Have been hungry for some coleslaw all day.
I just buy a tub of slaw and add mayonnaise, vinegar with a sprinkling of sugar.
Great!!!
youll start a war!
I make a sauteed chicken dish for my wife that we call Pickle Chix. Diced onions, garlic, diced dill pickles and another 1/2 cup of dill pickle juice mixed with a little Dijon mustard and an egg yolk all whisked together to make the sauce. After sauteing the flatted chix cutlets, reduce the sauce and pour over the chicken. Yummo.
never had good store bought
sounds ok
You can buy dill pickle relish, but I really prefer the juice.

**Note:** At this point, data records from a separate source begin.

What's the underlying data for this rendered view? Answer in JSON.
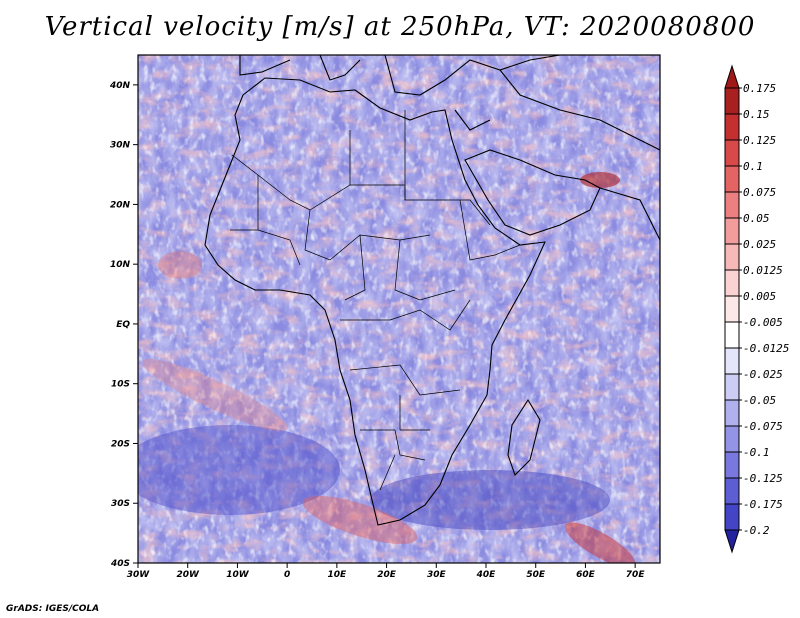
{
  "title": "Vertical velocity [m/s] at 250hPa, VT: 2020080800",
  "credit": "GrADS: IGES/COLA",
  "map": {
    "lon_range": [
      -30,
      75
    ],
    "lat_range": [
      -40,
      45
    ],
    "lat_ticks": [
      {
        "value": 40,
        "label": "40N"
      },
      {
        "value": 30,
        "label": "30N"
      },
      {
        "value": 20,
        "label": "20N"
      },
      {
        "value": 10,
        "label": "10N"
      },
      {
        "value": 0,
        "label": "EQ"
      },
      {
        "value": -10,
        "label": "10S"
      },
      {
        "value": -20,
        "label": "20S"
      },
      {
        "value": -30,
        "label": "30S"
      },
      {
        "value": -40,
        "label": "40S"
      }
    ],
    "lon_ticks": [
      {
        "value": -30,
        "label": "30W"
      },
      {
        "value": -20,
        "label": "20W"
      },
      {
        "value": -10,
        "label": "10W"
      },
      {
        "value": 0,
        "label": "0"
      },
      {
        "value": 10,
        "label": "10E"
      },
      {
        "value": 20,
        "label": "20E"
      },
      {
        "value": 30,
        "label": "30E"
      },
      {
        "value": 40,
        "label": "40E"
      },
      {
        "value": 50,
        "label": "50E"
      },
      {
        "value": 60,
        "label": "60E"
      },
      {
        "value": 70,
        "label": "70E"
      }
    ]
  },
  "colorbar": {
    "levels": [
      {
        "label": "0.175",
        "color": "#a82020"
      },
      {
        "label": "0.15",
        "color": "#c43030"
      },
      {
        "label": "0.125",
        "color": "#d84a4a"
      },
      {
        "label": "0.1",
        "color": "#e46464"
      },
      {
        "label": "0.075",
        "color": "#ec8080"
      },
      {
        "label": "0.05",
        "color": "#f29c9c"
      },
      {
        "label": "0.025",
        "color": "#f7b8b8"
      },
      {
        "label": "0.0125",
        "color": "#fad2d2"
      },
      {
        "label": "0.005",
        "color": "#fde8e8"
      },
      {
        "label": "-0.005",
        "color": "#ffffff"
      },
      {
        "label": "-0.0125",
        "color": "#e4e4fa"
      },
      {
        "label": "-0.025",
        "color": "#ccccf4"
      },
      {
        "label": "-0.05",
        "color": "#b0b0ee"
      },
      {
        "label": "-0.075",
        "color": "#9494e6"
      },
      {
        "label": "-0.1",
        "color": "#7878de"
      },
      {
        "label": "-0.125",
        "color": "#5e5ed4"
      },
      {
        "label": "-0.175",
        "color": "#4444c6"
      },
      {
        "label": "-0.2",
        "color": "#2c2cb0"
      }
    ],
    "top_color": "#a01818",
    "bottom_color": "#2222a0"
  }
}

We always put pickle juice in our tuna salad, along with celery salt, usually sweet pickle juice, but dill pickle juice is good, too.
I wonder whether pickle juice tastes s a Southern thing or a Tennessee thing?
We have dill pickle relish up here - that’s probably what I’d use.
Actually, I make a potato salad that is pretty popular for similar reason:
Boiled potatoes, broken up into pcs.
Hard boiled eggs, sliced into pcs.
Chopped dill pickle (Strubs are the best)
Chopped spring onion
Chopped celery
Real bacon pieces - crispy
Parsley
Salt, pepper and mayonnaise (NOT Miracle Whip) to taste
A bit of lemon juice or a little extra pickle brine if desired.